Tongue Twister

K…can ya say it??

Lake Chargoggagoggmanchauggagoggchaubunagungamaugg

It’s a real place:

Situated in Webster, Massachusetts, this lake is now known UNOFFICIALLY as Lake Webster.

Eh, whatever.  I prefer the long version…just cuz I can say it!!!


9 thoughts on “Tongue Twister

  1. Mom says:

    Translated, it means You fish on your side of the lake, I’ll fish on my side of the lake and we’ll both fish in the middle. Mom

  2. suzanne says:

    i love it-the real name and the meaning

  3. lori says:

    Ok…so a little research has brought this to light:

    The real meaning of the word has been in dispute for ages and there are just about as many meanings as there are letters in the word. I’ll let you all count them to figure it out.

    The meaning, as mom stated above, actually came from a tongue-in-cheek article written in 1920. Read on for yourself:

    “This longest name means approximately “Englishmen at Manchaug territory at the meeting and fishing place at the boundary” and was applied in the 19th century when White people built factories in the area. “Manchaug” is derived from the “Monuhchogoks”, a group of Nipmuck that lived by the lakeshore. Spelling of the long name varies, even on official signs near the lake. Webster schools use this long form of the name in various capacities.[4][5]

    Larry Daly, editor of The Webster Times, wrote a humorous article in the 1920s about the lake and the disputes concerning the meaning of its name. He proposed the tongue-in-cheek translation “You Fish on Your Side, I Fish on My Side, Nobody Fish in the Middle”. It has met with so much popular acceptance that relatively little attention has been paid to the actual translation.”

    Sorry, mom. Don’t mean to contradict you…but…hey, it is my blog after all!! 🙂

  4. Hi mom!!!

    Lori: my head hurts… this is impossible to say!

  5. lori says:

    Hehehe Mandy! Actually, Mary can say it!!! She went to school today and said it to her teacher! (my little smarty pants!)

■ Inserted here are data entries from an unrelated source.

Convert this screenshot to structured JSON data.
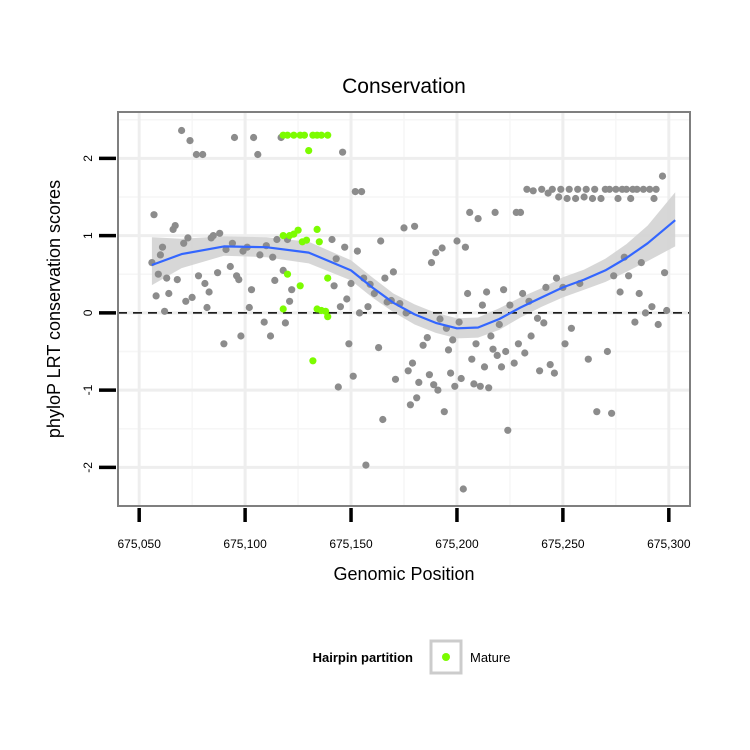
{
  "chart_data": {
    "type": "scatter",
    "title": "Conservation",
    "xlabel": "Genomic Position",
    "ylabel": "phyloP LRT conservation scores",
    "xlim": [
      675040,
      675310
    ],
    "ylim": [
      -2.5,
      2.6
    ],
    "x_ticks": [
      675050,
      675100,
      675150,
      675200,
      675250,
      675300
    ],
    "x_tick_labels": [
      "675,050",
      "675,100",
      "675,150",
      "675,200",
      "675,250",
      "675,300"
    ],
    "y_ticks": [
      -2,
      -1,
      0,
      1,
      2
    ],
    "y_tick_labels": [
      "-2",
      "-1",
      "0",
      "1",
      "2"
    ],
    "grid": true,
    "reference_line": {
      "y": 0,
      "style": "dashed"
    },
    "legend": {
      "title": "Hairpin partition",
      "placement": "bottom",
      "entries": [
        "Mature"
      ]
    },
    "colors": {
      "other": "#8c8c8c",
      "mature": "#7cfc00",
      "smooth": "#3366ff",
      "band": "#d3d3d3",
      "panel_border": "#7f7f7f"
    },
    "series": [
      {
        "name": "Mature",
        "points": [
          [
            675118,
            2.3
          ],
          [
            675120,
            2.3
          ],
          [
            675123,
            2.3
          ],
          [
            675126,
            2.3
          ],
          [
            675128,
            2.3
          ],
          [
            675132,
            2.3
          ],
          [
            675134,
            2.3
          ],
          [
            675136,
            2.3
          ],
          [
            675139,
            2.3
          ],
          [
            675130,
            2.1
          ],
          [
            675118,
            1.0
          ],
          [
            675121,
            1.0
          ],
          [
            675123,
            1.02
          ],
          [
            675125,
            1.07
          ],
          [
            675127,
            0.92
          ],
          [
            675129,
            0.94
          ],
          [
            675134,
            1.08
          ],
          [
            675135,
            0.92
          ],
          [
            675120,
            0.5
          ],
          [
            675126,
            0.35
          ],
          [
            675139,
            0.45
          ],
          [
            675118,
            0.05
          ],
          [
            675134,
            0.05
          ],
          [
            675136,
            0.03
          ],
          [
            675138,
            0.02
          ],
          [
            675139,
            -0.05
          ],
          [
            675132,
            -0.62
          ]
        ]
      },
      {
        "points": [
          [
            675056,
            0.65
          ],
          [
            675057,
            1.27
          ],
          [
            675058,
            0.22
          ],
          [
            675059,
            0.5
          ],
          [
            675060,
            0.75
          ],
          [
            675061,
            0.85
          ],
          [
            675062,
            0.02
          ],
          [
            675063,
            0.45
          ],
          [
            675064,
            0.25
          ],
          [
            675066,
            1.08
          ],
          [
            675067,
            1.13
          ],
          [
            675068,
            0.43
          ],
          [
            675070,
            2.36
          ],
          [
            675071,
            0.9
          ],
          [
            675072,
            0.15
          ],
          [
            675073,
            0.97
          ],
          [
            675074,
            2.23
          ],
          [
            675075,
            0.2
          ],
          [
            675077,
            2.05
          ],
          [
            675078,
            0.48
          ],
          [
            675080,
            2.05
          ],
          [
            675081,
            0.38
          ],
          [
            675082,
            0.07
          ],
          [
            675083,
            0.27
          ],
          [
            675084,
            0.97
          ],
          [
            675085,
            1.0
          ],
          [
            675087,
            0.52
          ],
          [
            675088,
            1.03
          ],
          [
            675090,
            -0.4
          ],
          [
            675091,
            0.82
          ],
          [
            675093,
            0.6
          ],
          [
            675094,
            0.9
          ],
          [
            675095,
            2.27
          ],
          [
            675096,
            0.48
          ],
          [
            675097,
            0.43
          ],
          [
            675098,
            -0.3
          ],
          [
            675099,
            0.8
          ],
          [
            675101,
            0.85
          ],
          [
            675102,
            0.07
          ],
          [
            675103,
            0.3
          ],
          [
            675104,
            2.27
          ],
          [
            675106,
            2.05
          ],
          [
            675107,
            0.75
          ],
          [
            675109,
            -0.12
          ],
          [
            675110,
            0.87
          ],
          [
            675112,
            -0.3
          ],
          [
            675113,
            0.72
          ],
          [
            675114,
            0.42
          ],
          [
            675115,
            0.95
          ],
          [
            675117,
            2.27
          ],
          [
            675118,
            0.55
          ],
          [
            675119,
            -0.13
          ],
          [
            675120,
            0.95
          ],
          [
            675121,
            0.15
          ],
          [
            675122,
            0.3
          ],
          [
            675141,
            0.95
          ],
          [
            675142,
            0.35
          ],
          [
            675143,
            0.7
          ],
          [
            675144,
            -0.96
          ],
          [
            675145,
            0.08
          ],
          [
            675146,
            2.08
          ],
          [
            675147,
            0.85
          ],
          [
            675148,
            0.18
          ],
          [
            675149,
            -0.4
          ],
          [
            675150,
            0.38
          ],
          [
            675151,
            -0.82
          ],
          [
            675152,
            1.57
          ],
          [
            675153,
            0.8
          ],
          [
            675154,
            0.0
          ],
          [
            675155,
            1.57
          ],
          [
            675156,
            0.45
          ],
          [
            675157,
            -1.97
          ],
          [
            675158,
            0.08
          ],
          [
            675159,
            0.37
          ],
          [
            675161,
            0.25
          ],
          [
            675163,
            -0.45
          ],
          [
            675164,
            0.93
          ],
          [
            675165,
            -1.38
          ],
          [
            675166,
            0.45
          ],
          [
            675167,
            0.14
          ],
          [
            675169,
            0.16
          ],
          [
            675170,
            0.53
          ],
          [
            675171,
            -0.86
          ],
          [
            675173,
            0.12
          ],
          [
            675175,
            1.1
          ],
          [
            675176,
            0.0
          ],
          [
            675177,
            -0.75
          ],
          [
            675178,
            -1.19
          ],
          [
            675179,
            -0.65
          ],
          [
            675180,
            1.12
          ],
          [
            675181,
            -1.1
          ],
          [
            675182,
            -0.9
          ],
          [
            675184,
            -0.42
          ],
          [
            675186,
            -0.32
          ],
          [
            675187,
            -0.8
          ],
          [
            675188,
            0.65
          ],
          [
            675189,
            -0.93
          ],
          [
            675190,
            0.78
          ],
          [
            675191,
            -1.0
          ],
          [
            675192,
            -0.08
          ],
          [
            675193,
            0.84
          ],
          [
            675194,
            -1.28
          ],
          [
            675195,
            -0.2
          ],
          [
            675196,
            -0.48
          ],
          [
            675197,
            -0.78
          ],
          [
            675198,
            -0.35
          ],
          [
            675199,
            -0.95
          ],
          [
            675200,
            0.93
          ],
          [
            675201,
            -0.12
          ],
          [
            675202,
            -0.85
          ],
          [
            675203,
            -2.28
          ],
          [
            675204,
            0.85
          ],
          [
            675205,
            0.25
          ],
          [
            675206,
            1.3
          ],
          [
            675207,
            -0.6
          ],
          [
            675208,
            -0.92
          ],
          [
            675209,
            -0.4
          ],
          [
            675210,
            1.22
          ],
          [
            675211,
            -0.95
          ],
          [
            675212,
            0.1
          ],
          [
            675213,
            -0.7
          ],
          [
            675214,
            0.27
          ],
          [
            675215,
            -0.97
          ],
          [
            675216,
            -0.3
          ],
          [
            675217,
            -0.47
          ],
          [
            675218,
            1.3
          ],
          [
            675219,
            -0.55
          ],
          [
            675220,
            -0.15
          ],
          [
            675221,
            -0.7
          ],
          [
            675222,
            0.3
          ],
          [
            675223,
            -0.5
          ],
          [
            675224,
            -1.52
          ],
          [
            675225,
            0.1
          ],
          [
            675227,
            -0.65
          ],
          [
            675228,
            1.3
          ],
          [
            675229,
            -0.4
          ],
          [
            675230,
            1.3
          ],
          [
            675231,
            0.25
          ],
          [
            675232,
            -0.52
          ],
          [
            675233,
            1.6
          ],
          [
            675234,
            0.15
          ],
          [
            675235,
            -0.3
          ],
          [
            675236,
            1.58
          ],
          [
            675238,
            -0.07
          ],
          [
            675239,
            -0.75
          ],
          [
            675240,
            1.6
          ],
          [
            675241,
            -0.13
          ],
          [
            675242,
            0.33
          ],
          [
            675243,
            1.55
          ],
          [
            675244,
            -0.67
          ],
          [
            675245,
            1.6
          ],
          [
            675246,
            -0.78
          ],
          [
            675247,
            0.45
          ],
          [
            675248,
            1.5
          ],
          [
            675249,
            1.6
          ],
          [
            675250,
            0.33
          ],
          [
            675251,
            -0.4
          ],
          [
            675252,
            1.48
          ],
          [
            675253,
            1.6
          ],
          [
            675254,
            -0.2
          ],
          [
            675256,
            1.48
          ],
          [
            675257,
            1.6
          ],
          [
            675258,
            0.38
          ],
          [
            675260,
            1.5
          ],
          [
            675261,
            1.6
          ],
          [
            675262,
            -0.6
          ],
          [
            675264,
            1.48
          ],
          [
            675265,
            1.6
          ],
          [
            675266,
            -1.28
          ],
          [
            675268,
            1.48
          ],
          [
            675270,
            1.6
          ],
          [
            675271,
            -0.5
          ],
          [
            675272,
            1.6
          ],
          [
            675273,
            -1.3
          ],
          [
            675274,
            0.48
          ],
          [
            675275,
            1.6
          ],
          [
            675276,
            1.48
          ],
          [
            675277,
            0.27
          ],
          [
            675278,
            1.6
          ],
          [
            675279,
            0.72
          ],
          [
            675280,
            1.6
          ],
          [
            675281,
            0.48
          ],
          [
            675282,
            1.48
          ],
          [
            675283,
            1.6
          ],
          [
            675284,
            -0.12
          ],
          [
            675285,
            1.6
          ],
          [
            675286,
            0.25
          ],
          [
            675287,
            0.65
          ],
          [
            675288,
            1.6
          ],
          [
            675289,
            0.0
          ],
          [
            675291,
            1.6
          ],
          [
            675292,
            0.08
          ],
          [
            675293,
            1.48
          ],
          [
            675294,
            1.6
          ],
          [
            675295,
            -0.15
          ],
          [
            675297,
            1.77
          ],
          [
            675298,
            0.52
          ],
          [
            675299,
            0.03
          ]
        ]
      }
    ],
    "smooth": {
      "x": [
        675056,
        675070,
        675090,
        675110,
        675130,
        675150,
        675160,
        675170,
        675180,
        675190,
        675200,
        675210,
        675220,
        675230,
        675240,
        675250,
        675260,
        675270,
        675280,
        675290,
        675303
      ],
      "y": [
        0.62,
        0.76,
        0.86,
        0.85,
        0.78,
        0.55,
        0.33,
        0.13,
        -0.02,
        -0.13,
        -0.2,
        -0.19,
        -0.08,
        0.07,
        0.2,
        0.33,
        0.43,
        0.55,
        0.71,
        0.9,
        1.2
      ],
      "lo": [
        0.36,
        0.58,
        0.74,
        0.72,
        0.64,
        0.42,
        0.2,
        0.01,
        -0.15,
        -0.26,
        -0.33,
        -0.32,
        -0.22,
        -0.06,
        0.08,
        0.2,
        0.3,
        0.4,
        0.53,
        0.67,
        0.86
      ],
      "hi": [
        0.98,
        0.96,
        0.99,
        0.98,
        0.92,
        0.68,
        0.46,
        0.25,
        0.11,
        0.0,
        -0.07,
        -0.06,
        0.06,
        0.2,
        0.32,
        0.46,
        0.56,
        0.7,
        0.89,
        1.13,
        1.56
      ]
    }
  }
}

    It’s not a bad place to visit…you guys should make the trip over there especially now in the fall when the colors change! 🙂

  6. Mom says:

    Hi back atcha Mandy !!! Mom

  7. Sharon says:

    I was born in Webster, MA (my family moved to CT in 1955 when I was 6 years old) and my great grandfather was a Nipmuc. I remember playing in Lake Chaug. when I was a little girl and I have photos of family members taken there in the early 1940’s. The lake has a great deal of history and has much meaning to the local tribe of Nipmucs. Please tell Mary that I’m VERY impressed with her ability to pronounce it so well!

    • Derek Henries says:

      Hi Sharon,

      I came across your comments on a wesbsite relative to Chaubunagungamaug Lake. I was intrigued by the timeline you reference coupled with the fact that your great grandfather was Nipmuc. I am writing memoirs of my family, as we too our Nipmuck. What was your great grandfather’s name?

      Be well,



  8. lori says:

    Hey Sharon! Hey I had no idea you were from that area!

    I will sure pass on that message to Mary!

    Thanks for reading…and commenting!